宁从让话比较少,一路上都是一旁的队员关切询问:“你的朋友生的什么病?我看看有没有对症下药的药瓶。”
面对询问,少年微蹙着眉,说得比较含糊:“应该是感冒吧,他自从生病了就一直高烧不退,你们跟我到里面来吧。”
宁从让突然停住了脚步,他回过头看向身后一片漆黑的过道。
“队长,怎么了?”
宁从让微偏过头,五感在这一瞬间放大,嘀嗒——
他感受到空气中多了一丝不一样的东西。
大约一两秒的时间,他回过头对上刚才询问队员的眼睛,说道:“我好像掉了一个东西,需要回去找一下,你们先走,我找到了,就立即过来追你们。”
对方瞬间便读懂了宁从让话中的含义,一旁的少年似乎还没明白,正准备说:“那我帮着你一起——”

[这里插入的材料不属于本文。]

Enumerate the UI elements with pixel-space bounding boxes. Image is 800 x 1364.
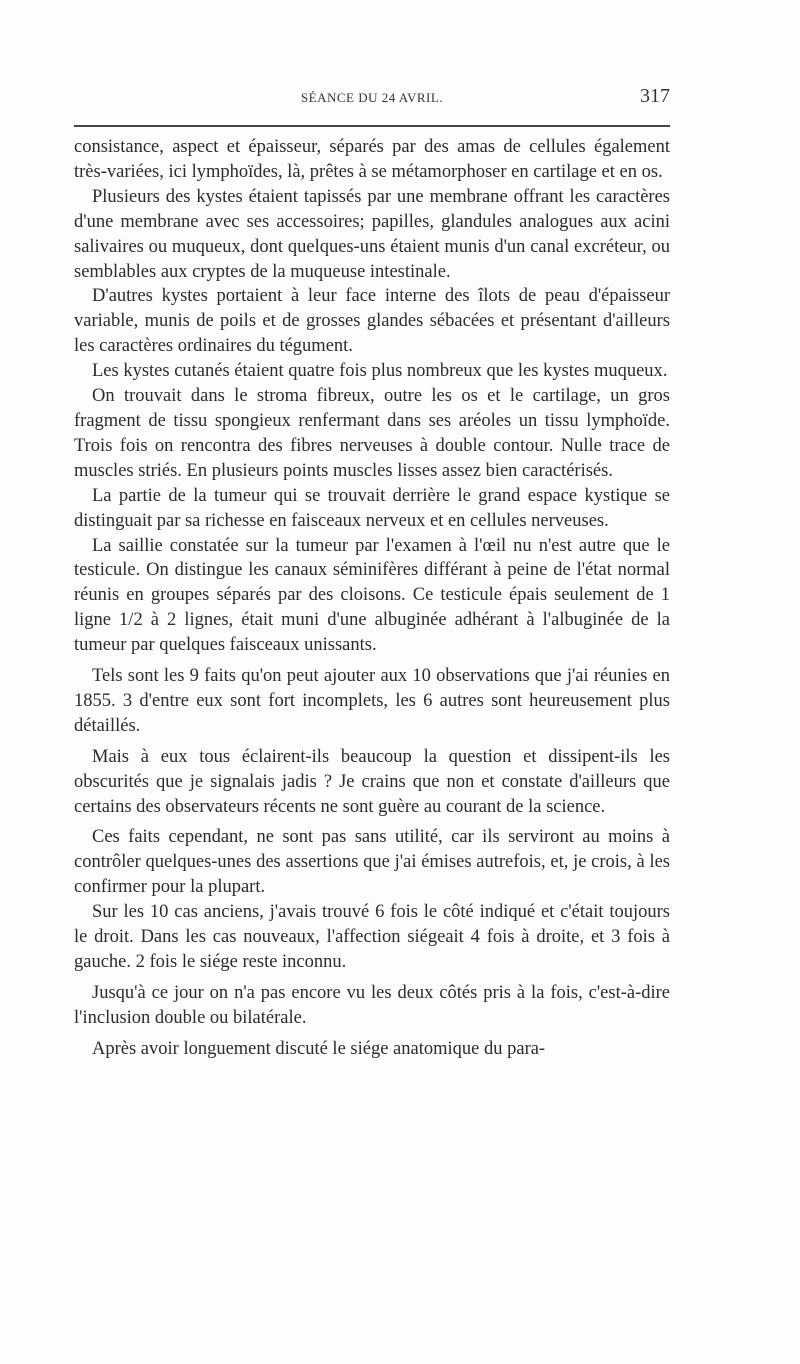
paragraph: consistance, aspect et épaisseur, séparés par des amas de cellules également très-variées, ici lymphoïdes, là, prêtes à se métamorphoser en cartilage et en os. xyxy=(74,137,670,182)
paragraph: Plusieurs des kystes étaient tapissés par une membrane offrant les caractères d'une membrane avec ses accessoires; papilles, glandules analogues aux acini salivaires ou muqueux, dont quelques-uns étaient munis d'un canal excréteur, ou semblables aux cryptes de la muqueuse intestinale. xyxy=(74,186,670,282)
header-rule xyxy=(74,125,670,127)
page-header xyxy=(74,84,670,114)
paragraph: D'autres kystes portaient à leur face interne des îlots de peau d'épaisseur variable, munis de poils et de grosses glandes sébacées et présentant d'ailleurs les caractères ordinaires du tégument. xyxy=(74,286,670,357)
page-number: 317 xyxy=(640,85,670,107)
paragraph: Tels sont les 9 faits qu'on peut ajouter aux 10 observations que j'ai réunies en 1855. 3 d'entre eux sont fort incomplets, les 6 autres sont heureusement plus détaillés. xyxy=(74,666,670,736)
paragraph: Jusqu'à ce jour on n'a pas encore vu les deux côtés pris à la fois, c'est-à-dire l'inclusion double ou bilatérale. xyxy=(74,982,670,1028)
paragraph: Sur les 10 cas anciens, j'avais trouvé 6 fois le côté indiqué et c'était toujours le droit. Dans les cas nouveaux, l'affection siégeait 4 fois à droite, et 3 fois à gauche. 2 fois le siége reste inconnu. xyxy=(74,902,670,972)
paragraph: Mais à eux tous éclairent-ils beaucoup la question et dissipent-ils les obscurités que je signalais jadis ? Je crains que non et constate d'ailleurs que certains des observateurs récents ne sont guère au courant de la science. xyxy=(74,746,670,817)
body-text xyxy=(74,135,670,1062)
paragraph: Les kystes cutanés étaient quatre fois plus nombreux que les kystes muqueux. xyxy=(92,361,668,382)
paragraph: On trouvait dans le stroma fibreux, outre les os et le cartilage, un gros fragment de tissu spongieux renfermant dans ses aréoles un tissu lymphoïde. Trois fois on rencontra des fibres nerveuses à double contour. Nulle trace de muscles striés. En plusieurs points muscles lisses assez bien caractérisés. xyxy=(74,386,670,481)
paragraph: Après avoir longuement discuté le siége anatomique du para- xyxy=(92,1038,546,1059)
running-title: SÉANCE DU 24 AVRIL. xyxy=(300,90,444,105)
paragraph: La saillie constatée sur la tumeur par l'examen à l'œil nu n'est autre que le testicule. On distingue les canaux séminifères différant à peine de l'état normal réunis en groupes séparés par des cloisons. Ce testicule épais seulement de 1 ligne 1/2 à 2 lignes, était muni d'une albuginée adhérant à l'albuginée de la tumeur par quelques faisceaux unissants. xyxy=(74,535,670,656)
paragraph: La partie de la tumeur qui se trouvait derrière le grand espace kystique se distinguait par sa richesse en faisceaux nerveux et en cellules nerveuses. xyxy=(74,485,670,531)
paragraph: Ces faits cependant, ne sont pas sans utilité, car ils serviront au moins à contrôler quelques-unes des assertions que j'ai émises autrefois, et, je crois, à les confirmer pour la plupart. xyxy=(74,827,670,898)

他话还没说完,就被一把捂住了嘴,少年瞬间惊恐地瞪大了眼睛,随后他眼睁睁地看着宁从让的身影消失在黑暗中。
“我们不等他吗?”
很快一股淡淡的血腥味,从黑漆漆的洞口飘过来,少年还惊魂未定地看向身旁的人,下一秒,他便直接提着脖子给拎走了。
“不用等,我们先走。”
几分钟后,宁从让赶了上来。
他看起来还是跟离开时一样,就连发型都没乱过,那一头白金发在昏暗的光线下几乎闪闪发亮。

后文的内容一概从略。